Friday, July 31, 2009
Sizzling summer
I'm back in Seattle, which oddly enough was hotter than San Salvador for the last two days - hot enough at 103 to make Seattleites grumpy and crazy in a way they won't be again until the winter rains start in November. I thought it was fine, which is proof that I've acclimated to hot weather. It helps that Saint Mary-on-the-Lake in Bellevue, where I live when I'm in the states, is right on Lake Washington. Swimming in the lake is one of the very best ways to enjoy a heat wave.
Driving around and going into stores here feels very strange. I had forgotten that streets in American suburbs, like Bellevue, are almost empty of people. Driving around I saw other cars, some joggers (not too many, it was too hot), almost no pedestrians. A startling contrast to Salvadoran streets which are always full of people, mini-restaurants, sellers of gum and blankets and cell phone covers and artesania, dogs, parked cars.
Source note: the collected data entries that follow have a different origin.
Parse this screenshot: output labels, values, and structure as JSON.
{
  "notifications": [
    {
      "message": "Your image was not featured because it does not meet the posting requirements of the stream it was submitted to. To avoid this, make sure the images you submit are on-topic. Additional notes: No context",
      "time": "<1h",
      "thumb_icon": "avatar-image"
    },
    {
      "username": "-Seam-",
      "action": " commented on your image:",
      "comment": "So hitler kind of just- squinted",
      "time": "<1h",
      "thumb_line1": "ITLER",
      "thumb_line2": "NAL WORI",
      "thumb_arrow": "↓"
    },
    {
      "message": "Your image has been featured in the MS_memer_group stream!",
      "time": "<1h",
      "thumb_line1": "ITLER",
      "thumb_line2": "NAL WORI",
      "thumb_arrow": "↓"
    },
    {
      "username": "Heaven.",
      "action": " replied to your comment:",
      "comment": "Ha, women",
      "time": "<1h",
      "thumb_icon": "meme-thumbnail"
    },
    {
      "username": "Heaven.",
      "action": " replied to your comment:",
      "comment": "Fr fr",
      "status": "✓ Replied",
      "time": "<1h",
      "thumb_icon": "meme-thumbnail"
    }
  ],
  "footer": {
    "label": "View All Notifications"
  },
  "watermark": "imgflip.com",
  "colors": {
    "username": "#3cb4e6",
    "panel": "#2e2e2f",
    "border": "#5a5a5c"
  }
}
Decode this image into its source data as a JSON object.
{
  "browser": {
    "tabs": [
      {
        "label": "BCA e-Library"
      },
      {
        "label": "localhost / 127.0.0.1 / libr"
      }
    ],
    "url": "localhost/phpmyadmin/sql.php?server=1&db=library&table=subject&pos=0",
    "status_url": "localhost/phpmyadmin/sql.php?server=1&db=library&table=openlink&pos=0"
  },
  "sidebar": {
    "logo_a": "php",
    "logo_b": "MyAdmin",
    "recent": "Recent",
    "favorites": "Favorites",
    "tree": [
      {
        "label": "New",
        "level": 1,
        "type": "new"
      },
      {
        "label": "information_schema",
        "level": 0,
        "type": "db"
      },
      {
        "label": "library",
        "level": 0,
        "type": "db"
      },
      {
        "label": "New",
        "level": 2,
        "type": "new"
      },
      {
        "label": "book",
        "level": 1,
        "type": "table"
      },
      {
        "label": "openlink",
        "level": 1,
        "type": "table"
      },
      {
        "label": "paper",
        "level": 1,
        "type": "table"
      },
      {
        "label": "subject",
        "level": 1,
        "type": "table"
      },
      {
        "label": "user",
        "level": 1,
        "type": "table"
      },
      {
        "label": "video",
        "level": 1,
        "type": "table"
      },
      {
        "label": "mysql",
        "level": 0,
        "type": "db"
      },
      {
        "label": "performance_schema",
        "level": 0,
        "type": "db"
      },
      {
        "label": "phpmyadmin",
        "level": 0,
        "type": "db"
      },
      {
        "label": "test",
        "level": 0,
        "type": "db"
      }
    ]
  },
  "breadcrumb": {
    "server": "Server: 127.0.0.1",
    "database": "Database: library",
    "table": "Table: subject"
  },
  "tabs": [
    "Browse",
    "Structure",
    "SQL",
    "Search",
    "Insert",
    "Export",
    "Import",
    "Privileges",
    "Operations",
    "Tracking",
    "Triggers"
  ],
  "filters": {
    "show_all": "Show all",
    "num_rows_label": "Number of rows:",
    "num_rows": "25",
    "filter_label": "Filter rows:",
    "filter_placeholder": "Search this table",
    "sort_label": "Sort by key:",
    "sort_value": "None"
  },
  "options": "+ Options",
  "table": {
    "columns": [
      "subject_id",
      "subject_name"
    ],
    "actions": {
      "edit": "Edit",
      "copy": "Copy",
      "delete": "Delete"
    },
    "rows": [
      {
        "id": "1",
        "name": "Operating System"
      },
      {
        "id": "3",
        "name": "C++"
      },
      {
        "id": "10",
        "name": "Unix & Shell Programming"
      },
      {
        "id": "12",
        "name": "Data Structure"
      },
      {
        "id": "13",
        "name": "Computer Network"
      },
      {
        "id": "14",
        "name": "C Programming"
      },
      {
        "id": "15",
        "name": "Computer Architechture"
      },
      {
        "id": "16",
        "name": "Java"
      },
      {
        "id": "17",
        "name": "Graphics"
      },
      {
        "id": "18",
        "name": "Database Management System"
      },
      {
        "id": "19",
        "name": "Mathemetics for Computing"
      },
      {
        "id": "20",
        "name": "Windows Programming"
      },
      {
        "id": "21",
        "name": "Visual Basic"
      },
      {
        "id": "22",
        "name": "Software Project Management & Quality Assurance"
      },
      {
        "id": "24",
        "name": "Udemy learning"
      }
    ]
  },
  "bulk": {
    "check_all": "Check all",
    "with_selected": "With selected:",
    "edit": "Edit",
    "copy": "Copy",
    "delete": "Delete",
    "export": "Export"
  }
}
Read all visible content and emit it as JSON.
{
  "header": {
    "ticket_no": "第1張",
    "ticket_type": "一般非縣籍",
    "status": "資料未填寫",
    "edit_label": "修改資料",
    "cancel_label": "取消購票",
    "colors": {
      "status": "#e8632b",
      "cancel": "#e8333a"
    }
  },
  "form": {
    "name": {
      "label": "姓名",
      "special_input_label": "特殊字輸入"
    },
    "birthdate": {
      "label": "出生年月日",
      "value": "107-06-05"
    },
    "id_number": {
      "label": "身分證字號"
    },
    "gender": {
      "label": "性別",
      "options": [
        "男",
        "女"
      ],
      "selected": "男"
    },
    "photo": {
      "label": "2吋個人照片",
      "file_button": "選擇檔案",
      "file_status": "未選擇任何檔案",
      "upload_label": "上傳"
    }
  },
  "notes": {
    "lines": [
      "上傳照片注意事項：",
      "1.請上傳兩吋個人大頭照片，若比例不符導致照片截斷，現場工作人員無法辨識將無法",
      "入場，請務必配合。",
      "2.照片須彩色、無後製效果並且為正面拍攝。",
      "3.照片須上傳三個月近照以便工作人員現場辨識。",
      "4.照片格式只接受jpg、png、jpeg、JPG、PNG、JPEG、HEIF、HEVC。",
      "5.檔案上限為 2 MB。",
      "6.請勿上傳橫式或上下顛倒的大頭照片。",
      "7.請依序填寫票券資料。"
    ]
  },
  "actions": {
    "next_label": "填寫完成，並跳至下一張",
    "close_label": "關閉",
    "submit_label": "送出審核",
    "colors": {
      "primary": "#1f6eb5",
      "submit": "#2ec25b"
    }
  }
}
In the supermarket, the gleaming array of 34 different varieties of anything you can imagine was startling because so many varieties had appeared that I'd never seen before - new shampoos in elegantly shaped bottles, new kinds of soft drinks, new magazines, all of which seem to have blossomed during the severest economic crisis in a generation. I'm struck by the overpowering display of goods. It feels excessive, out of control, as if all we can corporately imagine doing is dreaming up yet one more variety of yet one more product.
All of which made it very good to get back to the clean simplicities of Lake Washington.